LOL, I'm with you guys and gals. Remember about 8 months ago when I was so happy I moved into the store front and was ready to get it open and take all the local business! Ya right. Store front is still not open and orders are crazy. Advertised locally one time and never have since. No way I could keep up with the orders and didnt want to piss off the local customers. I will be there one day but the online orders are insane and I'm not complaining. The high school teaching job has been ditched and it is full time bling, signs, embroidery, sublimation, versacamm, and anything else I have time in the day for. It is amazing how hard it is to find good employees. I am running through them like water. Lol How can people just not pick up on some of the simplest things? Frustrating, I can do more in the store in a day by myself then having 3 people in there with me. You get in that zone and you are Rollin. Can't do that when the have to ask you how to do every little thing and stand over their shoulder the entire day. Hope everyone keeps busy and go get them orders!

Back to work about 15 shirts left and 8 custom designs for the night tonight and it's 1 am now. Sleep? Who needs sleep!


----------



## selanac (Jan 8, 2007)

DW, one of the problems with employee's is that in this industry they make nothing. I've seen ads for Top Auto screen printers at: $14 per hour. 

I don't know how they survive at that price. That's like less then $30k per year. I've been in the I.T. world, and owning my own screen printing shop and making alot more as I'm sure all of you are. Not to mention that one job could pay their entire daily wage not to mention one weeks wages in some cases. Even if I made one dollar a t-shirt I'd make more then that on a manual. 

I had one web designer see what I was charging over his pay, and he realized he was making very little. So he refused to call customers with question, and said that was my job. 

Now any of us would have just said okay (as an employee), that's what they pay me. Than we'd figure out how to get the customers ourselves. 
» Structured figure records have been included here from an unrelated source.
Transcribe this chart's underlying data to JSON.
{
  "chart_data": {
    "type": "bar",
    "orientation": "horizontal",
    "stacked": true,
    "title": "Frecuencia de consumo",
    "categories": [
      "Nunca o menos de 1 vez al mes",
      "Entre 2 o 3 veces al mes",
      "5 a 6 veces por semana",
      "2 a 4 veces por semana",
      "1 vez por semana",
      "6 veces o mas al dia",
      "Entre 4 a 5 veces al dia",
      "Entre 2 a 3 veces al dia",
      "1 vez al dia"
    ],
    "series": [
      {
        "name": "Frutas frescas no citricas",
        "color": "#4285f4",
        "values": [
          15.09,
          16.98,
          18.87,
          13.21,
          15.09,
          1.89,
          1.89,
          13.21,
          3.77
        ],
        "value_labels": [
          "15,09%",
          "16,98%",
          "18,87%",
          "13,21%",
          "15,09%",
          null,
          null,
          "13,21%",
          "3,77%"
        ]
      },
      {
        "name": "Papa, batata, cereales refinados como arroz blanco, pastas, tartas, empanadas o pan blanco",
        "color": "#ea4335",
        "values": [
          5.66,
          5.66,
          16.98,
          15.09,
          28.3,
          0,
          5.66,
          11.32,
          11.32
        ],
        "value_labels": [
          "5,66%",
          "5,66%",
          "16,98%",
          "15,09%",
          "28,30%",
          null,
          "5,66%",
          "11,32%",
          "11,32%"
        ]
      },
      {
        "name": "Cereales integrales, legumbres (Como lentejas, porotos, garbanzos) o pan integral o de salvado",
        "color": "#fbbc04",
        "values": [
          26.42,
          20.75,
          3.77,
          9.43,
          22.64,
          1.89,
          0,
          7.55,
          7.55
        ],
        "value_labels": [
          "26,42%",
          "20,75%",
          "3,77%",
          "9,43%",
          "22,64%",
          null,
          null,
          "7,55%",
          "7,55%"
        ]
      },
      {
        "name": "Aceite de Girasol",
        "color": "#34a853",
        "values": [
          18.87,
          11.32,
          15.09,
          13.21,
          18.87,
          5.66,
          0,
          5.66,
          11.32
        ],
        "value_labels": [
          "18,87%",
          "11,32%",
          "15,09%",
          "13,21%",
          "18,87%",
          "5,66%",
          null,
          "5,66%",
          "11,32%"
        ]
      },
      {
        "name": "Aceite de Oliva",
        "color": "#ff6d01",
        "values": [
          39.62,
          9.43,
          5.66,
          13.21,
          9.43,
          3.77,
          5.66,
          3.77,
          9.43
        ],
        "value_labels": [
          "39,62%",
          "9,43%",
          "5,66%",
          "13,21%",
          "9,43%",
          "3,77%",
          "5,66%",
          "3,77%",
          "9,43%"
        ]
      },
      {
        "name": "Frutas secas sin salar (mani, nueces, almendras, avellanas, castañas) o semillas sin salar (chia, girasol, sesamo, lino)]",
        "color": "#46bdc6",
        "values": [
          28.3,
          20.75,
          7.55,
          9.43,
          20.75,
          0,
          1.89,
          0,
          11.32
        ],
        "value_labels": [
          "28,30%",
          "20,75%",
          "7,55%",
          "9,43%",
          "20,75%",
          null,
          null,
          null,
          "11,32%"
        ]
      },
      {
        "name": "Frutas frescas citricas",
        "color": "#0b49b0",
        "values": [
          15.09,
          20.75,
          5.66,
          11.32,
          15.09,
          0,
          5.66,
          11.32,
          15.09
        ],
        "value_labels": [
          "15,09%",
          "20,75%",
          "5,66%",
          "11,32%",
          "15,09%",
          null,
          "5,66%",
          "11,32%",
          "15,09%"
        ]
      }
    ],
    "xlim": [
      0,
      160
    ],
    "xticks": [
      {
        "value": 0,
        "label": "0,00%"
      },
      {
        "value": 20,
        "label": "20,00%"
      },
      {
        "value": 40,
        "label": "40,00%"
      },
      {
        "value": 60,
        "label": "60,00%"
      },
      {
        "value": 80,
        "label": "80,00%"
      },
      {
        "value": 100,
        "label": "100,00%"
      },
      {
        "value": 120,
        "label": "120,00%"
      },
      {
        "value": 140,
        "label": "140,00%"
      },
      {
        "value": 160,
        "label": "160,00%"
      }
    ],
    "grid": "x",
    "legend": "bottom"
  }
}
I'm not saying any of this is right, but that's the way the think.


----------



## sjidohair (Apr 9, 2008)

Matt,, I know someone who is close to you and knows Das and cutters and is a rhinestoner , you might be able to hire... 
Let me know if you are interested.. 
Sandy jo


----------



## tdprout (Mar 29, 2008)

What's getting me this is that most of my orders are coming through FaceBook...I've had like 4 orders through my actual cart. And majority of my orders are bulk... not complaining though!


----------